Deciding new names poses challenges.

The Kirtland’s warbler is also referred to as the “jack pine warbler,” named after the tree where it nests in Michigan. While that may seem like an easy name switch, the bird spends most of its time in the Bahamas, living in dense thickets of low-lying shrubs and small trees known as coppiced woodland.

Input from Bahamian birders needs to be considered, Rapai said.

“If we rename it ‘the jack pine warbler,’ are we really being inclusive?” Rapai said. “Are we just forgetting about the coppice habitat where it spends the majority of its time?”

The decision has ruffled some feathers. About 6,000 people have signed an online petition opposing the change that includes statements from those who disagree.

The ornithological society should return to the previous case-by-case renaming method to remove offensive names, rather than dishonoring people who founded ornithology in the Americas, said Rachel Kolokoff Hopper, the petition organizer.

Matt Igleski, the executive director of the Chicago Bird Alliance, said some people want to retain the names because they feel that the names honor those who contributed to ornithology.

But the scientific names– many of which reference those people – will remain unchanged, he said.

Nol said the committee’s final report lists many reasons for not returning to the case-by-case name change method. “The focus will be on the birds and not a committee discussing whether so and so is a worthy person or not.”

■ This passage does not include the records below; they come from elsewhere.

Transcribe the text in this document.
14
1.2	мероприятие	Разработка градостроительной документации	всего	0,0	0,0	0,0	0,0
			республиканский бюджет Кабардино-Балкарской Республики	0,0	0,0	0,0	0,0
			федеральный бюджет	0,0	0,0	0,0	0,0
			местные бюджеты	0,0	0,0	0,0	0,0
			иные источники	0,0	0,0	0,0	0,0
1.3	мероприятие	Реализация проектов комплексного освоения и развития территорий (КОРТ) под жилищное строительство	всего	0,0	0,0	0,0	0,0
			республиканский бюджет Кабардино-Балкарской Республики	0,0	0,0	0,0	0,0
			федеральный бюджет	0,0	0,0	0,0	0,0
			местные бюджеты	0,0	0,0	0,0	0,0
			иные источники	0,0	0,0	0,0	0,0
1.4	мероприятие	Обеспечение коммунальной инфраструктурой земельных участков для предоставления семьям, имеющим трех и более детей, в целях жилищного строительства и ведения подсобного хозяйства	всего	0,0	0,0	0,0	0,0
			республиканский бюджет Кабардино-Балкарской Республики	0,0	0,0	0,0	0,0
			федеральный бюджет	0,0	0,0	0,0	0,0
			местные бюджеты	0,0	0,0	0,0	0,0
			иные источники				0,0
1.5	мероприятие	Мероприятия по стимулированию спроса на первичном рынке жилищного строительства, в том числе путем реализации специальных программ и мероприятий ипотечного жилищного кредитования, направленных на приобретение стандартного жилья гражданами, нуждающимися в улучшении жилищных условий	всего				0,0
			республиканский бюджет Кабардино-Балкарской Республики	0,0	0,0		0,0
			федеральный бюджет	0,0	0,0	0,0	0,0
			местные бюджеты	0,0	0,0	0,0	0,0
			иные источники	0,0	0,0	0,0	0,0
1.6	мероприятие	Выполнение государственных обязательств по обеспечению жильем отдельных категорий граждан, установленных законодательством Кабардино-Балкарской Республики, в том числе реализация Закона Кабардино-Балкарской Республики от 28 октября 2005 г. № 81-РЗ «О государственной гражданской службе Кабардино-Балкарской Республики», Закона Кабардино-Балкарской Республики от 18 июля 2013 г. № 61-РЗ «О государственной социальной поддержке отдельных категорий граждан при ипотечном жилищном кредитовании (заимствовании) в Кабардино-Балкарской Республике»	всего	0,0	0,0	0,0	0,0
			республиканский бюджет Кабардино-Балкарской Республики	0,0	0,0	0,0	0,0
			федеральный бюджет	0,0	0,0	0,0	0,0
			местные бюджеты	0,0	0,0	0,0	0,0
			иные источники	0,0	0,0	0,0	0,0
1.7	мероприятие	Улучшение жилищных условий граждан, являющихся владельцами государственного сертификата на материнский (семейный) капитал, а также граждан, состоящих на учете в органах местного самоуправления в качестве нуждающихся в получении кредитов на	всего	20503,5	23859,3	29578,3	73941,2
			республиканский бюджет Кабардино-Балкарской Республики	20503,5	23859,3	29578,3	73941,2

At the same time and for the same reasons, former Midwest Audubon societies, like the Detroit Bird Alliance and the Chicago Bird Alliance, changed their names when the committee released their decision.

Rapai said he recognizes the necessity of the name changes, but also recognizes the complexities that brings.”Yes, I understand the need,” said Rapai. “But this change will have a much deeper impact on our efforts to conserve the warbler in the future.”